Wie wird ein repräsentativer Querschnitt zusammengestellt, was kann man damit anfangen und was nicht? Erwartet man Unterschiede, wenn zwei unabhängige Stellen gleichzeitig einen repräsentativen Querschnitt erheben ?
Die Bezeichnung ruft eine klare und zwingende Vorstellung hervor: Ein "repräsentativer" Querschnitt von 1000 Wahlberechtigten sei eine Art Miniaturbild, welches die Gesamtheit der Wahlberechtigten in den wesentlichen Merkmalen - Alter, Geschlecht, Familienstand, Beruf, Einkommen, Wohngegend und was sonst noch in der amtlichen Statistik aufgeführt ist - widerspiegelt. Darum könnten auch die in diesem Miniaturbild ermittelten prozentualen Anteile auf alle Wahlberechtigten übertragen werden. Ein zum gleichen Zeitpunkt aus 1000 anderen Wahlberechtigten gebildeter repräsentativer Querschnitt müsse im wesentlichen dasselbe Bild ergeben.
Diese Vorstellung ist falsch. Ein repräsentativer Querschnitt wird mit einem
Auswahlverfahren erstellt, das im Idealfall jeder
Gruppe von 1000 Wahlberechtigten die gleiche Chance gibt, ausgewählt zu werden.

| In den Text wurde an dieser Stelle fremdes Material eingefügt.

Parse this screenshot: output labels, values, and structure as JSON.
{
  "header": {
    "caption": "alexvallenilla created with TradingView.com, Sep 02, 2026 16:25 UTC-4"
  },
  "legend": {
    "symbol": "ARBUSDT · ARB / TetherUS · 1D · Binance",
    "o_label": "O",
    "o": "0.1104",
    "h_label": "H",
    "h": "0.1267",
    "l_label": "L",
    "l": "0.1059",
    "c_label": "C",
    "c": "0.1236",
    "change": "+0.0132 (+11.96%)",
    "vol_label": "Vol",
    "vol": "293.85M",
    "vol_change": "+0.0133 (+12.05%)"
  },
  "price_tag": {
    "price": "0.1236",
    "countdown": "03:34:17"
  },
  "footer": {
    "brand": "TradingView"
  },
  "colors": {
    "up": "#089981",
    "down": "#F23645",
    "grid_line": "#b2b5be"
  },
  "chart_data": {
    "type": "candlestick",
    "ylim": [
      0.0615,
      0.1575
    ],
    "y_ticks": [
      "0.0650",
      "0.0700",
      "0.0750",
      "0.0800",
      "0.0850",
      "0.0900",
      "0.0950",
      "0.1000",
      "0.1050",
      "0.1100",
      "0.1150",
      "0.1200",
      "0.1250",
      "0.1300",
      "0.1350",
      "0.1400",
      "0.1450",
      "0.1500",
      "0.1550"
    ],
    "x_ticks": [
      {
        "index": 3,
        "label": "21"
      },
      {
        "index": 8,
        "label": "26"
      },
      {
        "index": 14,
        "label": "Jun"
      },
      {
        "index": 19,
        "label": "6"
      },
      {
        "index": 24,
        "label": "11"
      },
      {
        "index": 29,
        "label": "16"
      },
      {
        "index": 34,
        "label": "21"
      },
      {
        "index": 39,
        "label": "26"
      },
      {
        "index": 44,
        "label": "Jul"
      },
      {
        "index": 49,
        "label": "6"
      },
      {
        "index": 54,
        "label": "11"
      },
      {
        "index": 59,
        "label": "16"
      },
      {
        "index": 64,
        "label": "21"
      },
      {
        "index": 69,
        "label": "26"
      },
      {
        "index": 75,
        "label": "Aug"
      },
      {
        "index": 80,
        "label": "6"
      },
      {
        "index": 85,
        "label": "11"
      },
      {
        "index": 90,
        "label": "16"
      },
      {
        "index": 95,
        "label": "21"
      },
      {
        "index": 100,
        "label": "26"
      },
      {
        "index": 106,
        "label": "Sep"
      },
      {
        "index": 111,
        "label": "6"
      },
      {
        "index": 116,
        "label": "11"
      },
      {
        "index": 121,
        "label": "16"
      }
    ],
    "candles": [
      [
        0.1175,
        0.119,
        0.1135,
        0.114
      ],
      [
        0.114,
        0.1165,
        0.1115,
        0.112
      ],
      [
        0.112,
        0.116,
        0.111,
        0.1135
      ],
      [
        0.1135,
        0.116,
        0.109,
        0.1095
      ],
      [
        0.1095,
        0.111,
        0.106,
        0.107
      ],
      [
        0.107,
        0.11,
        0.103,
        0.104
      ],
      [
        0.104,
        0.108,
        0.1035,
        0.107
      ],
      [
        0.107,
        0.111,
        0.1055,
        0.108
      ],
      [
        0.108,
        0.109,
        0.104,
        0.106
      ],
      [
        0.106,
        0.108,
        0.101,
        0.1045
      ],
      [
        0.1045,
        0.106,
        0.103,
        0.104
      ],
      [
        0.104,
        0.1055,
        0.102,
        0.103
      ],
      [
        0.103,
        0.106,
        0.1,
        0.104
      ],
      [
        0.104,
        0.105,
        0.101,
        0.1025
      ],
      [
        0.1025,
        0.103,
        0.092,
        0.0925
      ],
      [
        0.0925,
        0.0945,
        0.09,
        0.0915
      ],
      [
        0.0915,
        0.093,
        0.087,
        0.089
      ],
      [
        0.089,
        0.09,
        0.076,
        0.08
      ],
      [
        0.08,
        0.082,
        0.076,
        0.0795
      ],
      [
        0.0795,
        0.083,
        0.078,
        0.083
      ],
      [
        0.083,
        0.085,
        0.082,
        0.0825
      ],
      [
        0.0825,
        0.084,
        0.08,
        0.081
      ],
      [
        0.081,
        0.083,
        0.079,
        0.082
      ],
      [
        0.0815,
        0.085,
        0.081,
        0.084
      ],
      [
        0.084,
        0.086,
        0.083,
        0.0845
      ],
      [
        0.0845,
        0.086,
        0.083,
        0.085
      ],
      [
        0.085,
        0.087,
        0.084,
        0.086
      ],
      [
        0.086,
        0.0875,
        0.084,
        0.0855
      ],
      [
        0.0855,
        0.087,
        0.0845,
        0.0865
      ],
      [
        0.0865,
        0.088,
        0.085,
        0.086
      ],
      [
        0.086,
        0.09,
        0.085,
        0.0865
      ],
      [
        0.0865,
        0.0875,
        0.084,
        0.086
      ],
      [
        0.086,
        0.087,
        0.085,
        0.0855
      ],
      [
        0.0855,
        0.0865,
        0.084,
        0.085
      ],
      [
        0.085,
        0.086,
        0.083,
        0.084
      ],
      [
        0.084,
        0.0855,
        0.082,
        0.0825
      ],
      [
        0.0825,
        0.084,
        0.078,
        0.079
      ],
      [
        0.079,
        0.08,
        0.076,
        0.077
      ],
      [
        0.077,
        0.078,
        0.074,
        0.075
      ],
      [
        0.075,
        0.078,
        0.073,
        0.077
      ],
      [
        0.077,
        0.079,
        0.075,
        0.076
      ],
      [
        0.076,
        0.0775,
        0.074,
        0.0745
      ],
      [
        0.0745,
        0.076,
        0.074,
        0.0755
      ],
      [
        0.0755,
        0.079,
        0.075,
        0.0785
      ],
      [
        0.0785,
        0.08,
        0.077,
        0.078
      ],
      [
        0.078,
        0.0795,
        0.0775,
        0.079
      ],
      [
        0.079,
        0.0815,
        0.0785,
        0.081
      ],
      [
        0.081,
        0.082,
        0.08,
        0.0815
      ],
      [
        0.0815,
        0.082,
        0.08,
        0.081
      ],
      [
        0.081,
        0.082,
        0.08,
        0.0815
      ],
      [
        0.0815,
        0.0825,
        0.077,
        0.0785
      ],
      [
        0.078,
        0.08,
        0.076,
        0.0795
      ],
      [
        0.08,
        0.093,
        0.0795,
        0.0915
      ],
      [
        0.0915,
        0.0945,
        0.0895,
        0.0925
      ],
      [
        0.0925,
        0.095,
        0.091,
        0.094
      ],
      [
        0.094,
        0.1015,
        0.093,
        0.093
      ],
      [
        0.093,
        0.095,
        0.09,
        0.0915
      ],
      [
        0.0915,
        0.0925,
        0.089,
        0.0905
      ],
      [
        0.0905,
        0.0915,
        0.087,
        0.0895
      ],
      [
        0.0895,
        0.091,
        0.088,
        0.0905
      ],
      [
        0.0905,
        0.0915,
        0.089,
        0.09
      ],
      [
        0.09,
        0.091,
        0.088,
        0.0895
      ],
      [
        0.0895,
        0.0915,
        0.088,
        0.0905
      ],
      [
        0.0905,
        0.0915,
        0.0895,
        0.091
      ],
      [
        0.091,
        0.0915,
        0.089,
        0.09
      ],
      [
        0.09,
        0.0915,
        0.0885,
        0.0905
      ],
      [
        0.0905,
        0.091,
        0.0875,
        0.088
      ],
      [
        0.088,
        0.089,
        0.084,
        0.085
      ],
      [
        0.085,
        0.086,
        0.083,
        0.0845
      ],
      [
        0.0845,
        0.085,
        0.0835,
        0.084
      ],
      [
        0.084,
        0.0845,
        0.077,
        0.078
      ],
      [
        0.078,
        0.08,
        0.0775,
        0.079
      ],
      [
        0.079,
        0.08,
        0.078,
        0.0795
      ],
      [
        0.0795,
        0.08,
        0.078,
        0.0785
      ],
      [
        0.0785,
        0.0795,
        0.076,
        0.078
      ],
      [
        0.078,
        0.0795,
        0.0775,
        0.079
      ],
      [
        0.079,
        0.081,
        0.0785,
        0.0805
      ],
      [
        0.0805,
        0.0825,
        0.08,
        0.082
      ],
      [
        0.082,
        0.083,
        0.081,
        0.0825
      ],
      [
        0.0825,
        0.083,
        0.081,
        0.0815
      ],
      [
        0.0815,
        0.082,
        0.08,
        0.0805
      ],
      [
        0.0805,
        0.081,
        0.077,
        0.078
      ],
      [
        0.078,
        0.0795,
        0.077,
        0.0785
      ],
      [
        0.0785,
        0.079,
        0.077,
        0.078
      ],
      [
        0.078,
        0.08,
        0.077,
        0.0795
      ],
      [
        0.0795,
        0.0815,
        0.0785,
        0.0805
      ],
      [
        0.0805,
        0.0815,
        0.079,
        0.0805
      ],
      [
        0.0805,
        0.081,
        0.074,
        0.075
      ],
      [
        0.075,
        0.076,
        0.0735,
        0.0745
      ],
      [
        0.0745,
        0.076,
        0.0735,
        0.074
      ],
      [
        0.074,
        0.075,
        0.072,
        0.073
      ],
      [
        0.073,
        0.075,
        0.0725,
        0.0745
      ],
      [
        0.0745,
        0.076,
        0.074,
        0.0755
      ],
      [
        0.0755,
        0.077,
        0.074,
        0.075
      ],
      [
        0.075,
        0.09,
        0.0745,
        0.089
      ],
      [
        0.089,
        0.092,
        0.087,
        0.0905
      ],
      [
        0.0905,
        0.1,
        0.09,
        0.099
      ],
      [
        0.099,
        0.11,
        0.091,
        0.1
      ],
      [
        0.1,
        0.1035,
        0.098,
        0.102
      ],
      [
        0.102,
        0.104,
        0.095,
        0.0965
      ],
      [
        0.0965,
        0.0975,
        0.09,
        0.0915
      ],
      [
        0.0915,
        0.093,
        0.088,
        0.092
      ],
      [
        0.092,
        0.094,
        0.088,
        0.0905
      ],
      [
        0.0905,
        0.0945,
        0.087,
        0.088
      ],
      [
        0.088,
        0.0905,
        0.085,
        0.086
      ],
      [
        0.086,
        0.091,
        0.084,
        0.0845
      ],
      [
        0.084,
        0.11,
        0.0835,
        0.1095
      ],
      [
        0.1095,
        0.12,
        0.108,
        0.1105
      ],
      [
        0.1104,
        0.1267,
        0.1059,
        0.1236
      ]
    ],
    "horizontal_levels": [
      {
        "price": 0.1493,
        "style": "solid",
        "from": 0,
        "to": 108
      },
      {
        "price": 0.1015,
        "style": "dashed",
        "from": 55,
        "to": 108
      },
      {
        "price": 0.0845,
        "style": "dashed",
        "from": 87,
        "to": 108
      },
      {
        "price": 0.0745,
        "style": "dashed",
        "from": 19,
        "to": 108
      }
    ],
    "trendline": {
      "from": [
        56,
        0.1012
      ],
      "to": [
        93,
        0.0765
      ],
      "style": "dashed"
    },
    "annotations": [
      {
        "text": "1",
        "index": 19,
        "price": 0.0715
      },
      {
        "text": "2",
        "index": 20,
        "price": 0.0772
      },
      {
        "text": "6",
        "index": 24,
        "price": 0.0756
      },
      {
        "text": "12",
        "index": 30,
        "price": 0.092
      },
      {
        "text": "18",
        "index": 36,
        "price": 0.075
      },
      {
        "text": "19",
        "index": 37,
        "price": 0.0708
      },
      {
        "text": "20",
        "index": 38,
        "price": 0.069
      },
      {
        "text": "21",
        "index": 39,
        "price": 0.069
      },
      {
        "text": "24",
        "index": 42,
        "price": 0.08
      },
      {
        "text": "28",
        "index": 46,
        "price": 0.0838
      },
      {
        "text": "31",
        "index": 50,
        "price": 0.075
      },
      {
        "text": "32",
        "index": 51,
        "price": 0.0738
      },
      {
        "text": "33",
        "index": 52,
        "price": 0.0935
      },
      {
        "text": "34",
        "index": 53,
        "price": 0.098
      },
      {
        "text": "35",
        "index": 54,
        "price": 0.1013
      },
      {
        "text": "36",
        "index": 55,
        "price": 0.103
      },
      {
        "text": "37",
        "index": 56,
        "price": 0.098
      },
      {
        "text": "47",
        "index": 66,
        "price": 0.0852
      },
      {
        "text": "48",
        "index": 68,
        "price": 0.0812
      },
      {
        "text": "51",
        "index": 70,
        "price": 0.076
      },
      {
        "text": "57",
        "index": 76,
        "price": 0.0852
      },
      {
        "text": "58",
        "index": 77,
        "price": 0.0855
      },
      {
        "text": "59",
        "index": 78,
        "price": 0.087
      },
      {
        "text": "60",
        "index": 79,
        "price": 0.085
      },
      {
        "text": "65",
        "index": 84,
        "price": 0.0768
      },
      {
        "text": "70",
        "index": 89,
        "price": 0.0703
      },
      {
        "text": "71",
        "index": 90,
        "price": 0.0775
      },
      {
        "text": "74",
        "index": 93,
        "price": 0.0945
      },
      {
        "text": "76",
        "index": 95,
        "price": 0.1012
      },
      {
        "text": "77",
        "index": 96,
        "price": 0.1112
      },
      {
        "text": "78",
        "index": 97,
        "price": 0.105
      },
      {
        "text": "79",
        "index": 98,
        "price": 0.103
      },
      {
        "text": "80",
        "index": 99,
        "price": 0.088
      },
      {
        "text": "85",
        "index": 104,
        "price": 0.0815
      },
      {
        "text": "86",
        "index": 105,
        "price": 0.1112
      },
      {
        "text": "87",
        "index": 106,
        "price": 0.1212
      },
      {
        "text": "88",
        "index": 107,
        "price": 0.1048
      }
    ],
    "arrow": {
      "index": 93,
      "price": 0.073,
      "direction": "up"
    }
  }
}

Vereinfacht ausgedrückt: Ein repräsentativer Querschnitt wird per Lotterie
zusammengestellt. Demographische Merkmale finden überhaupt keine Beachtung.
Das erscheint auf den ersten Blick widersinnig, denn man möchte doch ein Abbild
der Gesamtheit finden und nicht einen zusammengewürfelten Haufen. Könnte man
da nicht etwas völlig Atypisches erreichen ?
Könnte man nicht ausgerechnet 1000
Grüne auswählen? Oder 1000 CDU/CSU-,
1000 SPD- oder 1000 FDP-Wähler? Um von
solch pathologischen repräsentativen Querschnitten nicht aus der Fassung gebracht zu
werden, muß man sich vor Augen führen,
daß die Anzahl aller möglichen repräsentativen Querschnitte unvorstellbar groß ist,
nämlich rund 2820.....0, wobei die Punkte für
5030 Nullen stehen. Gemessen an dieser gigantischen Zahl gehen die pathologischen
Fälle völlig unter.
Ein perfektes Zufallsverfahren zur Auswahl
eines repräsentativen Querschnitts läßt sich
in der Praxis nicht durchführen. Die Demokopie-Institute sind aus Kostengründen
darauf angewiesen, daß jeder Interviewer seine
etwa acht bis zehn Befragungen in einem
kleinen Bezirk durchführen kann. Das ADM-Verfahren, ein abgestimmtes Verfahren des
Arbeitskreises Deutscher Marktforschungs-Institute, sucht deshalb von vornherein nur
einen kleinen Teil der fast 50000 Stimmbezirke aus, beispielsweise 201. Das bedeutet
aber, daß alle die Tausender-Gruppen von
Wahlberechtigten, die aus mehr als 201
Stimmbezirken zusammengesetzt sind,
Überhaupt keine Chance bekommen, einen
repräsentativen Querschnitt zu bilden. Dabei
machen sie fast alle der 2,82 x 105034 theoretisch denkbaren Möglichkeiten aus, während
die des ADM-Verfahrens völlig untergehen.
Die Wohnnachbarschaft hat häufig gemeinsame Partei-Präferenzen zur Folge. Es
wäre empirisch zu untersuchen - anhand
früherer Bundestagswahlen -, welche Auswirkungen sich dadurch ergeben.
Das ADM-Verfahren stellt einen Kompromiß zwischen Kostenaufwand und
Informationsverlust dar. Die Reisekosten der Interviewer werden durch die Beschränkung auf
einen Stimmbezirk drastisch reduziert, aber
ebenso die gewonnenen Informationen.
Was nutzen Interviews in einem Stimmbezirk, in welchem eine Partei dominiert? De
facto bedeutet dies eine Reduktion des
Querschnitt-Umfangs - und die Kostenersparnis erweist sich als Bumerang.
Technisch ausgedrückt: Das ADM-Verfahren beabsichtigt zwar, jedem Wahlberechtigten die gleiche Chance zu geben, beabsichtigt aber in keiner Weise 1000 statistisch unabhängige Wahlberechtigte auszuwählen. Sowohl Chancengleichheit, als auch statistische Unabhängigkeit sind aber unerläßliche Kriterien.